Biomarker blood test could diagnose HPV-related cancers


Friday, 20 November, 2020


Biomarker blood test could diagnose HPV-related cancers

A potential breakthrough in the early detection of neck, head and anal cancers linked to human papilloma viruses (HPV) has emerged — and it’s based on a highly specific diagnostic test that appears to indicate cancer, and predict its course, from just a pinprick of blood.

Even with the success of the Pap smear and the vaccine against cervical cancer, HPV-induced cancers remain a global health burden, with an estimated seven billion unprotected people at risk and about 400,000 deaths annually. There are more than 200 types of HPV viruses, with the most aggressive one, HPV16, responsible for over 90% of all HPV-related head and neck tumours and over 70% of all cases of cervical cancer. The new point-of-care biomarker test detects levels of a specific antibody (named DRH1) to HPV16, which is only produced when an infection had led to increased cell growth.

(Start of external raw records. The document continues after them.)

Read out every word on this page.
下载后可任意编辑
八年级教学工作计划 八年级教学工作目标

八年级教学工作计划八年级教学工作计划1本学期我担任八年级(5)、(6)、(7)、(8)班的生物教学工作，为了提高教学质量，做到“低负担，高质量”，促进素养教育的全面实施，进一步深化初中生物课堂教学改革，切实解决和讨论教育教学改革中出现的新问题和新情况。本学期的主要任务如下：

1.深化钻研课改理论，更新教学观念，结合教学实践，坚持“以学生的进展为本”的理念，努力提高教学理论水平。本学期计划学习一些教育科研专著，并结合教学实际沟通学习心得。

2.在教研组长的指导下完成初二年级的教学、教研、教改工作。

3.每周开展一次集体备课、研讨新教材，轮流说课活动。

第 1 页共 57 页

“While HPV infection does not indicate cancer, scientists have suspected for some time that if antibodies were to develop, there may be a link to cancer,” said Dr Ralf Hilfrich, founder of biotech company Abviris and creator of the DRH1 HPV tumour marker. “Being able to detect that early enough could have a major impact on patient outcomes.”

The new marker was evaluated in a pan-European study that was conducted across six clinical centres, comparing 1500 patient samples — including carcinomas of the head and neck, oral cavity carcinomas and anal carcinomas — with those of the healthy control group. A retrospective study of patients with anal cancer was able to show that high antibody levels indicating anal cancer would have been detected more than six months (293 days) before the tumour had actually been picked up. A prospective study of neck and head cancer patients meanwhile monitored patients for two years after treatment, confirming the test’s ability to predict cancer.

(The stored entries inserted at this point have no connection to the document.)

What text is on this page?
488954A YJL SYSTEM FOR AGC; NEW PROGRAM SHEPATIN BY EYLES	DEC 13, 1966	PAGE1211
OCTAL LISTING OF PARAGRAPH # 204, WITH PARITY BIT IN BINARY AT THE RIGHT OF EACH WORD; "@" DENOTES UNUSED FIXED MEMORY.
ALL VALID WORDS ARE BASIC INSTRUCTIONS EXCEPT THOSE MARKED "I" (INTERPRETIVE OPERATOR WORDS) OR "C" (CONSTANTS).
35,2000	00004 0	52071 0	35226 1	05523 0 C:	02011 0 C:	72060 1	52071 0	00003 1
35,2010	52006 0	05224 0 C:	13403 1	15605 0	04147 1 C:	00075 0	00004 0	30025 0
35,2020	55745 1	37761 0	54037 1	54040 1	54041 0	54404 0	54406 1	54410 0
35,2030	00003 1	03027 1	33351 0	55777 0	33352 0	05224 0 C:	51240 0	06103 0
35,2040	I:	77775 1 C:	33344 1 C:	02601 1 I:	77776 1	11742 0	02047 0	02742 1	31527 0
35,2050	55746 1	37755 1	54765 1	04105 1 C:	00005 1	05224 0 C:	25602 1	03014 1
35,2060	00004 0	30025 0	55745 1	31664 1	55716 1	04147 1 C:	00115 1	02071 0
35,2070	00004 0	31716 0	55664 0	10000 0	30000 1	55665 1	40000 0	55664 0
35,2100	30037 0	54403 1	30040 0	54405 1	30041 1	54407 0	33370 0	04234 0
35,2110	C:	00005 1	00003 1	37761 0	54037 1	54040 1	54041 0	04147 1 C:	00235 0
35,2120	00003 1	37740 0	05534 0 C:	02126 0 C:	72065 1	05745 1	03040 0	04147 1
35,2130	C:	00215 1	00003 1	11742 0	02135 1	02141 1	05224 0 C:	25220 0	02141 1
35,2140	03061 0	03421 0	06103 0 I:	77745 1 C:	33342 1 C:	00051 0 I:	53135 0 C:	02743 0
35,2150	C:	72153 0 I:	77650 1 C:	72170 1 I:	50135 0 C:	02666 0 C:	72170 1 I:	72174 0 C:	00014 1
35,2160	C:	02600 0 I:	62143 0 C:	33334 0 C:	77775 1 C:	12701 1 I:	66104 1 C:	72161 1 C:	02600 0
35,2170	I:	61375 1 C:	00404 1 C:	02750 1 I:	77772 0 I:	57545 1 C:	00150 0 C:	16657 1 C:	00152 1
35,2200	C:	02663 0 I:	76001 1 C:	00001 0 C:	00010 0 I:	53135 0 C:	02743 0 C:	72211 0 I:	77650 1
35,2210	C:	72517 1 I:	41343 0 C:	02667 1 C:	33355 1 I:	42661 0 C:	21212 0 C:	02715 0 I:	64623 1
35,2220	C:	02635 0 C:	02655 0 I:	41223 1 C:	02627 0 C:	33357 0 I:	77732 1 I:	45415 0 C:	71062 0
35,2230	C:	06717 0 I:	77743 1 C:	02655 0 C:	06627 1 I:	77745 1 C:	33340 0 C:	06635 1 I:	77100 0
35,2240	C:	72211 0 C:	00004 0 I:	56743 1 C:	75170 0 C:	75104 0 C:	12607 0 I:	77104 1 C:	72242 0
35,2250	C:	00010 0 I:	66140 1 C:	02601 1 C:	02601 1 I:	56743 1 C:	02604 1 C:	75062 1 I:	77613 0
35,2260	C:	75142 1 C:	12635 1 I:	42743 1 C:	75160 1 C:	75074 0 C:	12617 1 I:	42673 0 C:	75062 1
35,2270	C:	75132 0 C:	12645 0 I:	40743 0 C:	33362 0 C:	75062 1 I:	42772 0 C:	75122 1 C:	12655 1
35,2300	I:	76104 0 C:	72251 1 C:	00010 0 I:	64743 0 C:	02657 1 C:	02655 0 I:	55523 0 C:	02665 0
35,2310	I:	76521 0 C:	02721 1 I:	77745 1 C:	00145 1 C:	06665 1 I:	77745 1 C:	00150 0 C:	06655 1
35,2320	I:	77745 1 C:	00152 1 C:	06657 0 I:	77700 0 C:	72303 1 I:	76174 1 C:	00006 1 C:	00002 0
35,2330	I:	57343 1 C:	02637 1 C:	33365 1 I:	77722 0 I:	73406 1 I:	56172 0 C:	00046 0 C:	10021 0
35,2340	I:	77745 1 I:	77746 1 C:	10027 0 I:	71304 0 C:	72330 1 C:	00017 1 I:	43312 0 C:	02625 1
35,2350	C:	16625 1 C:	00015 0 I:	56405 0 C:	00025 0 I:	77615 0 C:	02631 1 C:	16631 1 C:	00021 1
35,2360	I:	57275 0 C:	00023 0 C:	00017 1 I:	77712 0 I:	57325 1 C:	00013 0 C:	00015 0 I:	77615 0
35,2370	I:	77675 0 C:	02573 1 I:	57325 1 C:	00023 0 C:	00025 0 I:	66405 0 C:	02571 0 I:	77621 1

The results of the study, published in the journal EBioMedicine, revealed a sensitivity of 90−95% for anal and oropharyngeal cancers and a specificity of 99.3% — performance characteristics that are diagnostically significant compared to existing methods for the early detection of HPV-induced cancers. Scientists say the biomarker test is therefore promising not only for the early diagnosis of HPV-related cancers, but also for monitoring a patient’s response to therapy and as an early warning that the disease has returned.

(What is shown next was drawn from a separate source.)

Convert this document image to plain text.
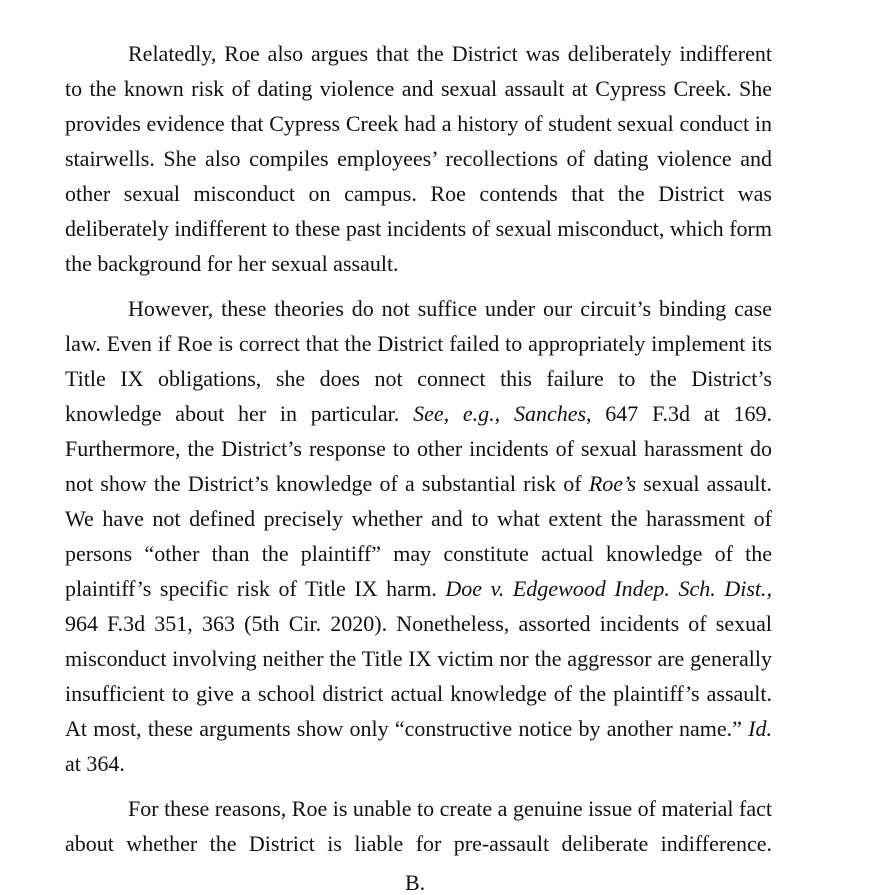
Relatedly, Roe also argues that the District was deliberately indifferent to the known risk of dating violence and sexual assault at Cypress Creek. She provides evidence that Cypress Creek had a history of student sexual conduct in stairwells. She also compiles employees’ recollections of dating violence and other sexual misconduct on campus. Roe contends that the District was deliberately indifferent to these past incidents of sexual misconduct, which form the background for her sexual assault.

However, these theories do not suffice under our circuit’s binding case law. Even if Roe is correct that the District failed to appropriately implement its Title IX obligations, she does not connect this failure to the District’s knowledge about her in particular. See, e.g., Sanches, 647 F.3d at 169. Furthermore, the District’s response to other incidents of sexual harassment do not show the District’s knowledge of a substantial risk of Roe’s sexual assault. We have not defined precisely whether and to what extent the harassment of persons “other than the plaintiff” may constitute actual knowledge of the plaintiff’s specific risk of Title IX harm. Doe v. Edgewood Indep. Sch. Dist., 964 F.3d 351, 363 (5th Cir. 2020). Nonetheless, assorted incidents of sexual misconduct involving neither the Title IX victim nor the aggressor are generally insufficient to give a school district actual knowledge of the plaintiff’s assault. At most, these arguments show only “constructive notice by another name.” Id. at 364.

For these reasons, Roe is unable to create a genuine issue of material fact about whether the District is liable for pre-assault deliberate indifference.

B.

“The test’s specificity has enabled scientists to show that rising levels of HPV antibodies in blood do reflect malignancy,” Dr Hilfrich said. “The study also indicates that it may prove diagnostically significant, compared to current detection methods, when a biopsy is hard to access, or where the site of the primary cancer is unknown or unidentifiable, such as very early metastasis.”

“This is the first time that we have been able to show a link between raised levels of this specific antibody and HPV cancers, indicating the course of disease,” added study leader Dr Thomas Weiland, from the Medical University of Graz. “This might raise the potential of being able to detect disease recurrence much earlier than current clinical practice.”